High memory usage when transcribing with whisper-large-v3 in Nx/EXLA/Bumblebee

aime · July 8, 2025, 1:59pm

Hi, I’m trying to load Whisper models into Elixir using Nx, EXLA, and Bumblebee.

I’ve encountered the following issue:
When using the whisper-large-v3 model to transcribe audio files under 200 KB, the process consumes over 15 GB of RAM.

This is the script I created:

defmodule WhisperLarge do
  alias Bumblebee
  require Logger

  def run do
    Nx.global_default_backend(EXLA.Backend)

    {:ok, model} = Bumblebee.load_model({:hf, "openai/whisper-large-v3"})
    {:ok, featurizer} = Bumblebee.load_featurizer({:hf, "openai/whisper-large-v3"})
    {:ok, tokenizer} = Bumblebee.load_tokenizer({:hf, "openai/whisper-large-v3"})
    {:ok, generation_config} = Bumblebee.load_generation_config({:hf, "openai/whisper-large-v3"})

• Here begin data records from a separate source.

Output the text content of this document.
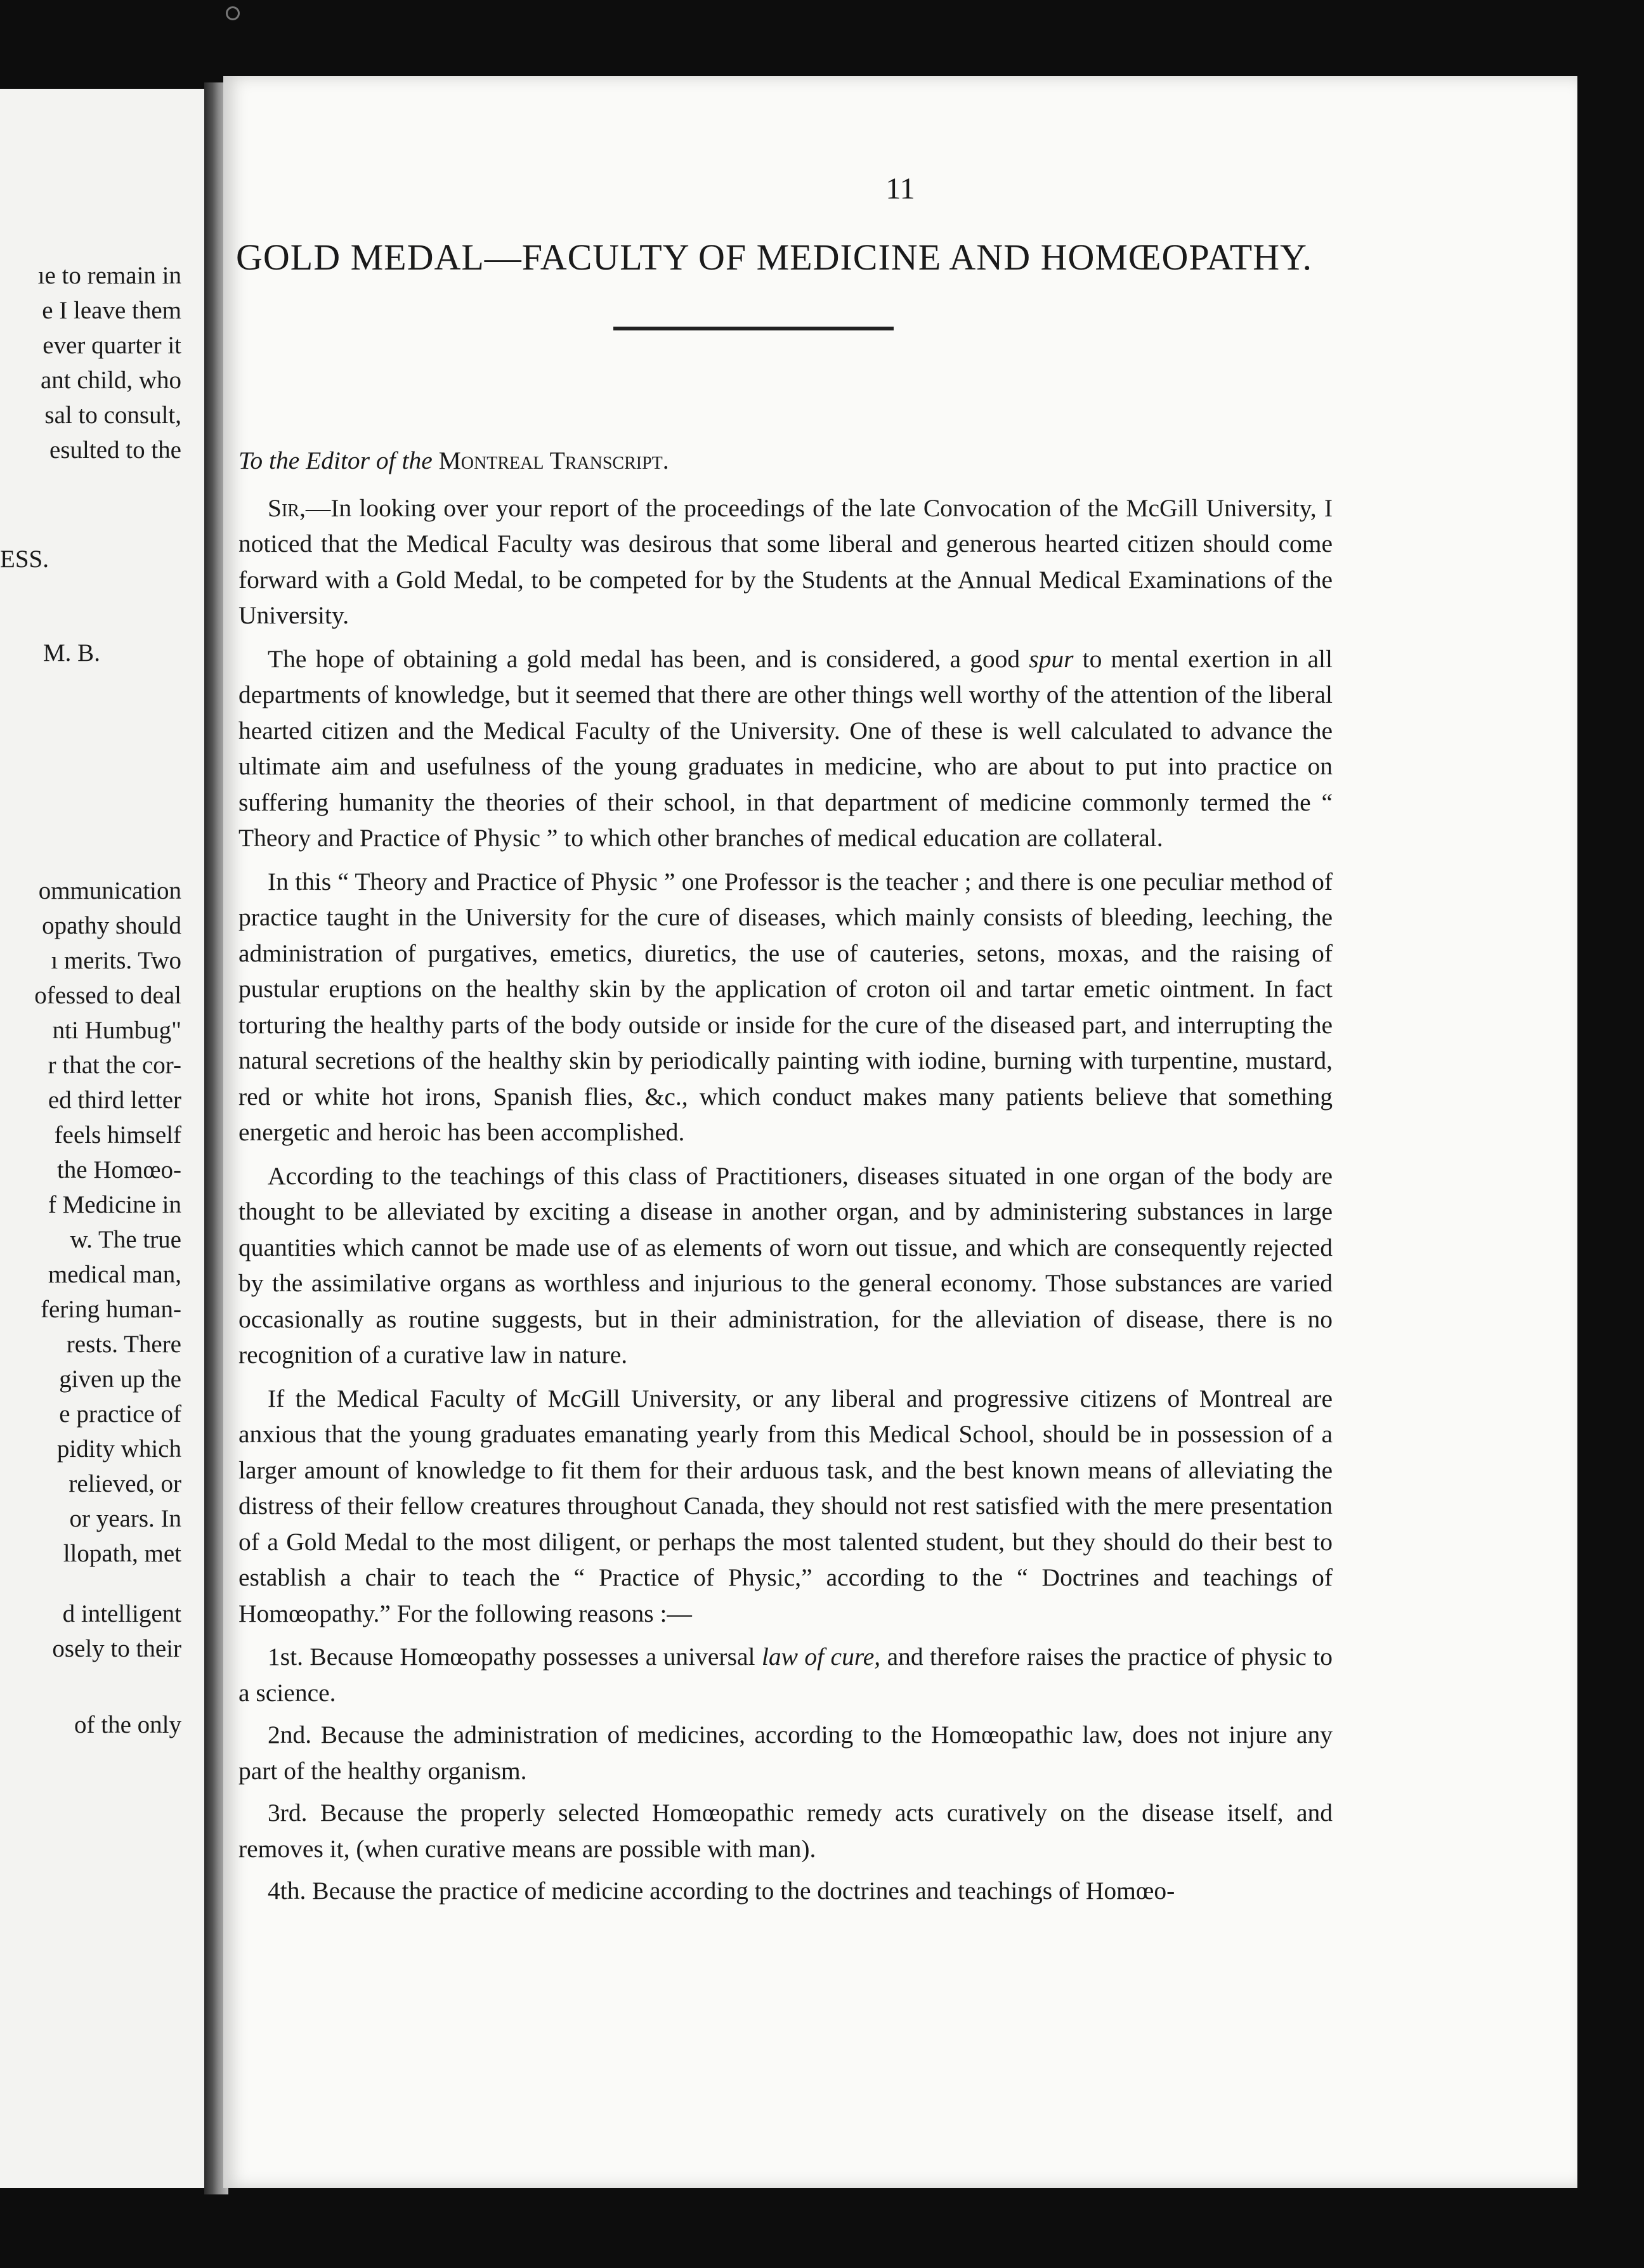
ıe to remain in
e I leave them
ever quarter it
ant child, who
sal to consult,
esulted to the
ESS.
M. B.
ommunication
opathy should
ı merits. Two
ofessed to deal
nti Humbug"
r that the cor-
ed third letter
feels himself
the Homœo-
f Medicine in
w. The true
medical man,
fering human-
rests. There
given up the
e practice of
pidity which
relieved, or
or years. In
llopath, met
d intelligent
osely to their
of the only
11
GOLD MEDAL—FACULTY OF MEDICINE AND HOMŒOPATHY.

To the Editor of the Montreal Transcript.

Sir,—In looking over your report of the proceedings of the late Convocation of the McGill University, I noticed that the Medical Faculty was desirous that some liberal and generous hearted citizen should come forward with a Gold Medal, to be competed for by the Students at the Annual Medical Examinations of the University.

The hope of obtaining a gold medal has been, and is considered, a good spur to mental exertion in all departments of knowledge, but it seemed that there are other things well worthy of the attention of the liberal hearted citizen and the Medical Faculty of the University. One of these is well calculated to advance the ultimate aim and usefulness of the young graduates in medicine, who are about to put into practice on suffering humanity the theories of their school, in that department of medicine commonly termed the “ Theory and Practice of Physic ” to which other branches of medical education are collateral.

In this “ Theory and Practice of Physic ” one Professor is the teacher ; and there is one peculiar method of practice taught in the University for the cure of diseases, which mainly consists of bleeding, leeching, the administration of purgatives, emetics, diuretics, the use of cauteries, setons, moxas, and the raising of pustular eruptions on the healthy skin by the application of croton oil and tartar emetic ointment. In fact torturing the healthy parts of the body outside or inside for the cure of the diseased part, and interrupting the natural secretions of the healthy skin by periodically painting with iodine, burning with turpentine, mustard, red or white hot irons, Spanish flies, &c., which conduct makes many patients believe that something energetic and heroic has been accomplished.

According to the teachings of this class of Practitioners, diseases situated in one organ of the body are thought to be alleviated by exciting a disease in another organ, and by administering substances in large quantities which cannot be made use of as elements of worn out tissue, and which are consequently rejected by the assimilative organs as worthless and injurious to the general economy. Those substances are varied occasionally as routine suggests, but in their administration, for the alleviation of disease, there is no recognition of a curative law in nature.

If the Medical Faculty of McGill University, or any liberal and progressive citizens of Montreal are anxious that the young graduates emanating yearly from this Medical School, should be in possession of a larger amount of knowledge to fit them for their arduous task, and the best known means of alleviating the distress of their fellow creatures throughout Canada, they should not rest satisfied with the mere presentation of a Gold Medal to the most diligent, or perhaps the most talented student, but they should do their best to establish a chair to teach the “ Practice of Physic,” according to the “ Doctrines and teachings of Homœopathy.” For the following reasons :—

1st. Because Homœopathy possesses a universal law of cure, and therefore raises the practice of physic to a science.

2nd. Because the administration of medicines, according to the Homœopathic law, does not injure any part of the healthy organism.

3rd. Because the properly selected Homœopathic remedy acts curatively on the disease itself, and removes it, (when curative means are possible with man).

4th. Because the practice of medicine according to the doctrines and teachings of Homœo-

    generation_config = Bumblebee.configure(generation_config, max_new_tokens: 448)

    serving =
      Bumblebee.Audio.speech_to_text_whisper(
        model,
        featurizer,
        tokenizer,
        generation_config,
        compile: [batch_size: 1],
        chunk_num_seconds: 3,
        timestamps: :segments,
        language: "es",
        stream: false
      )

    result = Nx.Serving.run(serving, {:file, "file.wav"})

    text =
      result.chunks
      |> Enum.map(& &1.text)
      |> Enum.join(" ")

    IO.puts("Transcripción: #{text}")
  end
end

Dependencies:

      {:bumblebee, "~> 0.6.0"},
      {:nx, "~> 0.9.0"},
      {:exla, "~> 0.9.0"}

I’ve also tested with other models like whisper-tiny, which don’t consume nearly as much memory — but they are not as accurate for my use case.

Someone on the Elixir Slack suggested using whisper.cpp or Python, which does use significantly less memory.
However, I was hoping to accomplish the full transcription process entirely in Elixir.

I’d really appreciate any advice or suggestions on reducing memory usage with large models in Nx/Bumblebee.